Rencana strategis untuk Indonesia?
Strategi kami di tahun-tahun mendatang adalah kami akan fokus di area Jawa, Sumatra, dan Sulawesi. Bagaimana pun Indonesia adalah negara yang sangat besar secara geografis. Kami bekerja dengan mitra strategis dalam jumlah terbatas untuk menjangkau petani dalam jumlah besar. Karenanya, kami menggandeng penyedia dukungan teknik yang bagus untuk mendampingi banyak kelompok kecil petani.
Kami bekerja sama dengan Kedutaan Besar Belanda di Indonesia, kami juga bekerja sama dengan banyak klien perbankan dan juga klien perusahaan dengan kompetensi tertentu sebagai penanggung jawab suatu usaha dalam rantai suplai yang berkelanjutan. Kami percaya, kalau kita punya proyek yang didukung keseluruhan rantai suplai tersebut, kita akan lebih sukses.
Ngomong-ngomong , apa yang membuat Anda berminat terjun di bidang pemberdayaan petani berbasis koperasi ini?
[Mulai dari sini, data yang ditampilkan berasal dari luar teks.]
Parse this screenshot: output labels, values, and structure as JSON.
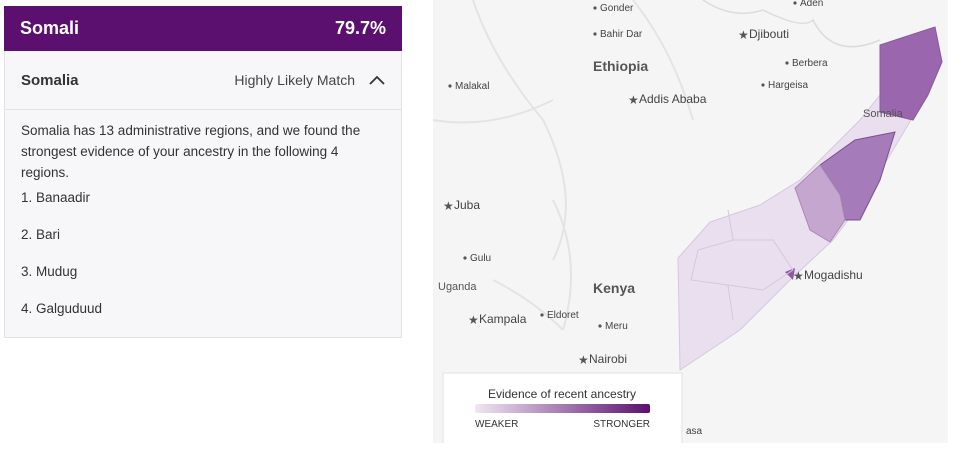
{
  "panel": {
    "title": "Somali",
    "percent": "79.7%",
    "country": "Somalia",
    "match": "Highly Likely Match",
    "description": "Somalia has 13 administrative regions, and we found the strongest evidence of your ancestry in the following 4 regions.",
    "regions": [
      "1. Banaadir",
      "2. Bari",
      "3. Mudug",
      "4. Galguduud"
    ]
  },
  "map": {
    "labels": [
      {
        "text": "Aden",
        "kind": "city"
      },
      {
        "text": "Gonder",
        "kind": "city"
      },
      {
        "text": "Bahir Dar",
        "kind": "city"
      },
      {
        "text": "Djibouti",
        "kind": "capital"
      },
      {
        "text": "Berbera",
        "kind": "city"
      },
      {
        "text": "Ethiopia",
        "kind": "country"
      },
      {
        "text": "Malakal",
        "kind": "city"
      },
      {
        "text": "Addis Ababa",
        "kind": "capital"
      },
      {
        "text": "Hargeisa",
        "kind": "city"
      },
      {
        "text": "Somalia",
        "kind": "country-small"
      },
      {
        "text": "Juba",
        "kind": "capital"
      },
      {
        "text": "Gulu",
        "kind": "city"
      },
      {
        "text": "Uganda",
        "kind": "country-small"
      },
      {
        "text": "Kenya",
        "kind": "country"
      },
      {
        "text": "Eldoret",
        "kind": "city"
      },
      {
        "text": "Kampala",
        "kind": "capital"
      },
      {
        "text": "Meru",
        "kind": "city"
      },
      {
        "text": "Mogadishu",
        "kind": "capital"
      },
      {
        "text": "Nairobi",
        "kind": "capital"
      },
      {
        "text": "asa",
        "kind": "city"
      }
    ],
    "legend": {
      "title": "Evidence of recent ancestry",
      "low": "WEAKER",
      "high": "STRONGER"
    }
  }
}
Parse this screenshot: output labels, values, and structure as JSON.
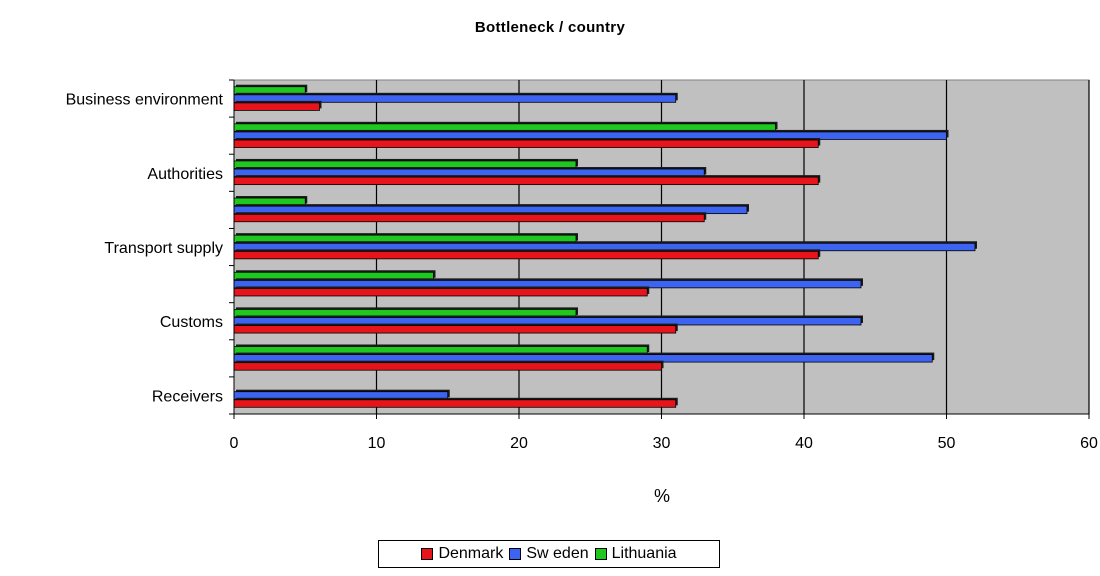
{
  "chart_data": {
    "type": "bar",
    "orientation": "horizontal",
    "title": "Bottleneck / country",
    "xlabel": "%",
    "ylabel": "",
    "xlim": [
      0,
      60
    ],
    "x_ticks": [
      0,
      10,
      20,
      30,
      40,
      50,
      60
    ],
    "categories": [
      "Receivers",
      "",
      "Customs",
      "",
      "Transport supply",
      "",
      "Authorities",
      "",
      "Business environment"
    ],
    "series": [
      {
        "name": "Denmark",
        "color": "#e8141c",
        "values": [
          31,
          30,
          31,
          29,
          41,
          33,
          41,
          41,
          6
        ]
      },
      {
        "name": "Sw eden",
        "color": "#3d64f0",
        "values": [
          15,
          49,
          44,
          44,
          52,
          36,
          33,
          50,
          31
        ]
      },
      {
        "name": "Lithuania",
        "color": "#1ec81e",
        "values": [
          0,
          29,
          24,
          14,
          24,
          5,
          24,
          38,
          5
        ]
      }
    ],
    "grid": true,
    "plot_background": "#c0c0c0",
    "legend_position": "bottom"
  }
}
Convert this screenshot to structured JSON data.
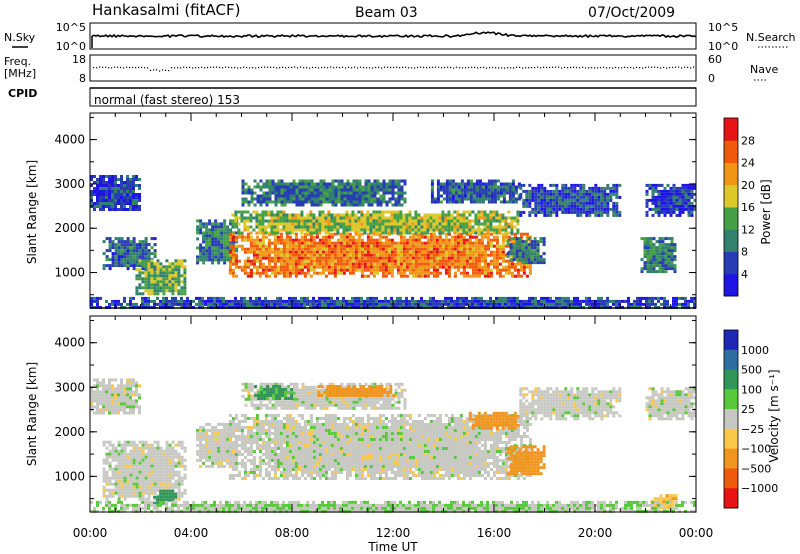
{
  "header": {
    "station": "Hankasalmi (fitACF)",
    "beam": "Beam 03",
    "date": "07/Oct/2009"
  },
  "strips": {
    "nsky": {
      "left_label": "N.Sky",
      "tick_top": "10^5",
      "tick_bottom": "10^0",
      "right_label": "N.Search",
      "right_tick_top": "10^5",
      "right_tick_bottom": "10^0"
    },
    "freq": {
      "left_label_line1": "Freq.",
      "left_label_line2": "[MHz]",
      "tick_top": "18",
      "tick_bottom": "8",
      "right_label": "Nave",
      "right_tick_top": "60",
      "right_tick_bottom": "0"
    },
    "cpid": {
      "left_label": "CPID",
      "text": "normal (fast stereo) 153"
    }
  },
  "time_axis": {
    "label": "Time UT",
    "ticks": [
      "00:00",
      "04:00",
      "08:00",
      "12:00",
      "16:00",
      "20:00",
      "00:00"
    ]
  },
  "chart_data": [
    {
      "type": "heatmap",
      "ylabel": "Slant Range [km]",
      "xlabel": "Time UT",
      "x_range_hours": [
        0,
        24
      ],
      "ylim": [
        200,
        4600
      ],
      "yticks": [
        "1000",
        "2000",
        "3000",
        "4000"
      ],
      "colorbar": {
        "label": "Power [dB]",
        "ticks": [
          "4",
          "8",
          "12",
          "16",
          "20",
          "24",
          "28"
        ],
        "colors": [
          "#1e14e6",
          "#283cb4",
          "#32806e",
          "#46a046",
          "#dcc828",
          "#f09614",
          "#f05a0a",
          "#e61414"
        ]
      },
      "regions": [
        {
          "t": [
            0.5,
            2.6
          ],
          "r": [
            1100,
            1800
          ],
          "power": 8
        },
        {
          "t": [
            1.8,
            3.8
          ],
          "r": [
            500,
            1300
          ],
          "power": 14
        },
        {
          "t": [
            0.0,
            2.0
          ],
          "r": [
            2400,
            3200
          ],
          "power": 6
        },
        {
          "t": [
            4.2,
            5.8
          ],
          "r": [
            1200,
            2200
          ],
          "power": 10
        },
        {
          "t": [
            5.5,
            17.5
          ],
          "r": [
            950,
            1900
          ],
          "power": 24
        },
        {
          "t": [
            5.6,
            17.0
          ],
          "r": [
            1900,
            2400
          ],
          "power": 16
        },
        {
          "t": [
            6.0,
            12.5
          ],
          "r": [
            2500,
            3100
          ],
          "power": 9
        },
        {
          "t": [
            13.5,
            17.0
          ],
          "r": [
            2600,
            3100
          ],
          "power": 8
        },
        {
          "t": [
            17.0,
            21.0
          ],
          "r": [
            2300,
            3000
          ],
          "power": 6
        },
        {
          "t": [
            16.5,
            18.0
          ],
          "r": [
            1200,
            1800
          ],
          "power": 10
        },
        {
          "t": [
            21.8,
            23.2
          ],
          "r": [
            1000,
            1800
          ],
          "power": 10
        },
        {
          "t": [
            22.0,
            24.0
          ],
          "r": [
            2300,
            3000
          ],
          "power": 5
        },
        {
          "t": [
            0.0,
            24.0
          ],
          "r": [
            200,
            450
          ],
          "power": 6
        }
      ]
    },
    {
      "type": "heatmap",
      "ylabel": "Slant Range [km]",
      "xlabel": "Time UT",
      "x_range_hours": [
        0,
        24
      ],
      "ylim": [
        200,
        4600
      ],
      "yticks": [
        "1000",
        "2000",
        "3000",
        "4000"
      ],
      "colorbar": {
        "label": "Velocity [m s⁻¹]",
        "ticks": [
          "1000",
          "500",
          "100",
          "25",
          "−25",
          "−100",
          "−500",
          "−1000"
        ],
        "colors": [
          "#1e28b4",
          "#2d6ea0",
          "#32965a",
          "#5ac83c",
          "#c8c8c3",
          "#fac84b",
          "#f0961e",
          "#f05a0a",
          "#e61414"
        ]
      },
      "regions": [
        {
          "t": [
            0.0,
            2.0
          ],
          "r": [
            2400,
            3200
          ],
          "velocity": 0
        },
        {
          "t": [
            0.5,
            3.8
          ],
          "r": [
            500,
            1800
          ],
          "velocity": 0
        },
        {
          "t": [
            2.5,
            3.4
          ],
          "r": [
            400,
            700
          ],
          "velocity": 150
        },
        {
          "t": [
            4.2,
            5.8
          ],
          "r": [
            1200,
            2200
          ],
          "velocity": 0
        },
        {
          "t": [
            5.5,
            17.5
          ],
          "r": [
            950,
            2400
          ],
          "velocity": 0
        },
        {
          "t": [
            6.0,
            12.5
          ],
          "r": [
            2500,
            3100
          ],
          "velocity": 0
        },
        {
          "t": [
            6.5,
            8.0
          ],
          "r": [
            2750,
            3050
          ],
          "velocity": 120
        },
        {
          "t": [
            9.0,
            12.0
          ],
          "r": [
            2800,
            3050
          ],
          "velocity": -300
        },
        {
          "t": [
            15.0,
            17.0
          ],
          "r": [
            2100,
            2450
          ],
          "velocity": -400
        },
        {
          "t": [
            16.5,
            18.0
          ],
          "r": [
            1050,
            1700
          ],
          "velocity": -300
        },
        {
          "t": [
            17.0,
            21.0
          ],
          "r": [
            2300,
            3000
          ],
          "velocity": 0
        },
        {
          "t": [
            22.0,
            24.0
          ],
          "r": [
            2300,
            3000
          ],
          "velocity": 0
        },
        {
          "t": [
            22.2,
            23.2
          ],
          "r": [
            300,
            600
          ],
          "velocity": -80
        },
        {
          "t": [
            0.0,
            24.0
          ],
          "r": [
            200,
            450
          ],
          "velocity": 20
        }
      ]
    }
  ]
}
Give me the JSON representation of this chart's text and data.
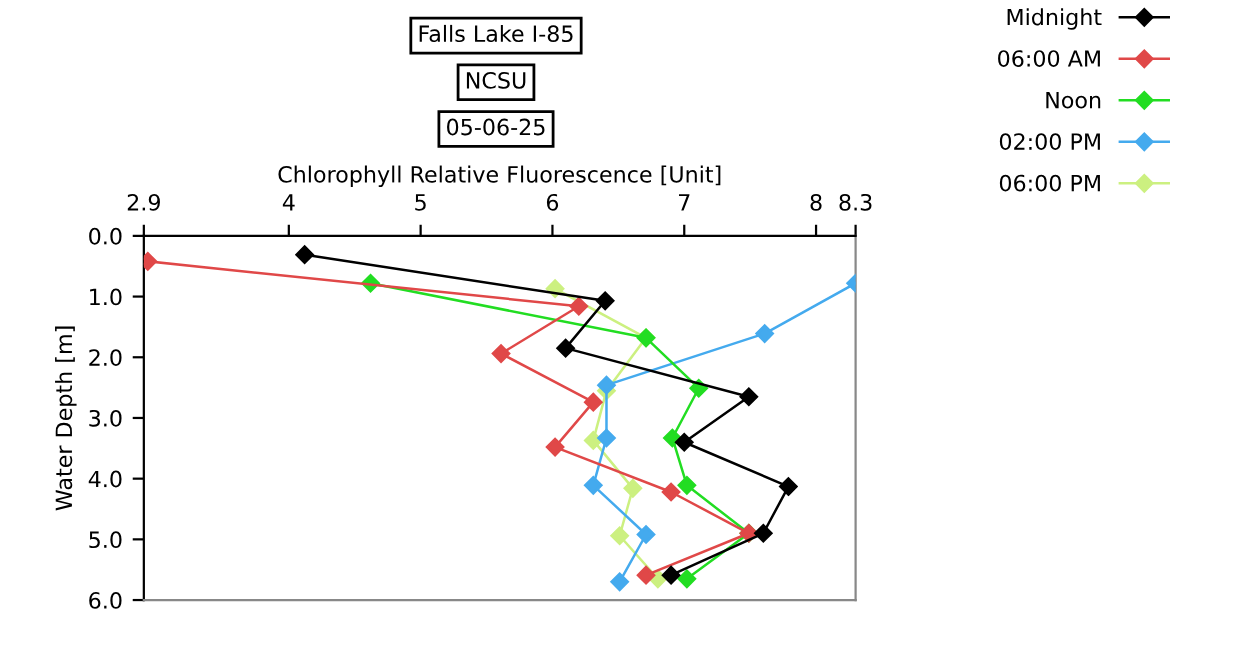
{
  "chart_data": {
    "type": "line",
    "title": "Falls Lake I-85",
    "subtitle": "NCSU",
    "annotations": [
      "05-06-25"
    ],
    "xlabel": "Chlorophyll Relative Fluorescence [Unit]",
    "ylabel": "Water Depth [m]",
    "xlim": [
      2.9,
      8.3
    ],
    "xticks": [
      2.9,
      4,
      5,
      6,
      7,
      8,
      8.3
    ],
    "ylim": [
      6,
      0
    ],
    "yticks": [
      {
        "value": 0,
        "label": "0.0"
      },
      {
        "value": 1,
        "label": "1.0"
      },
      {
        "value": 2,
        "label": "2.0"
      },
      {
        "value": 3,
        "label": "3.0"
      },
      {
        "value": 4,
        "label": "4.0"
      },
      {
        "value": 5,
        "label": "5.0"
      },
      {
        "value": 6,
        "label": "6.0"
      }
    ],
    "grid": false,
    "legend": "right",
    "marker": "diamond",
    "line_style": "solid",
    "series": [
      {
        "name": "Midnight",
        "color": "#000000",
        "x": [
          4.12,
          6.4,
          6.1,
          7.49,
          7.0,
          7.79,
          7.6,
          6.9
        ],
        "values": [
          0.31,
          1.07,
          1.85,
          2.65,
          3.4,
          4.13,
          4.9,
          5.59
        ]
      },
      {
        "name": "06:00 AM",
        "color": "#e04848",
        "x": [
          2.93,
          6.2,
          5.61,
          6.31,
          6.02,
          6.9,
          7.49,
          6.71
        ],
        "values": [
          0.42,
          1.16,
          1.94,
          2.74,
          3.48,
          4.22,
          4.9,
          5.59
        ]
      },
      {
        "name": "Noon",
        "color": "#22dd22",
        "x": [
          4.62,
          6.71,
          7.11,
          6.91,
          7.02,
          7.49,
          7.02
        ],
        "values": [
          0.78,
          1.68,
          2.51,
          3.33,
          4.11,
          4.9,
          5.65
        ]
      },
      {
        "name": "02:00 PM",
        "color": "#44aaee",
        "x": [
          8.3,
          7.61,
          6.41,
          6.41,
          6.31,
          6.71,
          6.51
        ],
        "values": [
          0.78,
          1.61,
          2.46,
          3.33,
          4.11,
          4.92,
          5.7
        ]
      },
      {
        "name": "06:00 PM",
        "color": "#ccf080",
        "x": [
          6.02,
          6.71,
          6.41,
          6.31,
          6.61,
          6.51,
          6.8
        ],
        "values": [
          0.87,
          1.68,
          2.55,
          3.37,
          4.16,
          4.94,
          5.65
        ]
      }
    ]
  }
}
Rabobank Foundation menawarkan kesempatan pekerjaan yang berkaitan dengan pembangunan dan pengembangan ekonomi masyarakat dengan skala internasional dan kapasitas yang komprehensif serta unik. Juga dengan adanya akses terhadap pengetahuan dan kapasitas dari Rabobank Grup.
B I O D A T A
IJ van der Velden
Pendidikan:
S2 Ekonomi Internasional, Universitas Utrecht, Belanda
Pekerjaan:
Manajer Program Asia Rabobank Foundation (2007-sekarang). Di jabatan ini, ia membawahi sejumlah negara: India, Indonesia, Sri Lanka, Filipina, Vietnam, Kamboja, dan Laos.
Bunga Lebih Rasional
Selama berbincang dengan Republika , IJ van der Velden didampingi Presiden Direktur dan CEO Rabobank International Indonesia, Henk G Mulder. Bersamanya juga ada Project Officer Rabobank International Indonesia, Hartawan Indriadi.
Di sela wawancara, Henk berpendapat, tidak adanya keberlanjutan pada pembiayaan mikro secara umum adalah karena biasanya bank komersial memberikan pinjaman dengan suku bunga sangat tinggi. Alasannya, sektor ini berisiko tinggi. Memang, model seperti ini akan sangat membantu seseorang di awal usaha, tapi tak bisa untuk sebuah kegiatan jangka panjang yang berkelanjutan. ”Karena bunganya yang tinggi sehingga mereka tidak tumbuh.” kata Henk.
Ini sangat berbeda dengan model yang dikembangkan Rabobank Foundation. Selain memberikan pembiayaan dengan bunga rasional, lembaga ini juga memberikan perlindungan dalam hal harga kepada para petani, bagaimana membangun kemandirian, dan cara membangun relasi dengan pelaku pasar. ”Tak hanya memberikan donasi dan akses ke perbankan, model ini juga mengembangkan rantai pasokan yang melibatkan pula ketersediaan jaringan pembeli dan dukungan teknis,” kata Henk.
Sumber : Harian Republika Senin 5 April 2010.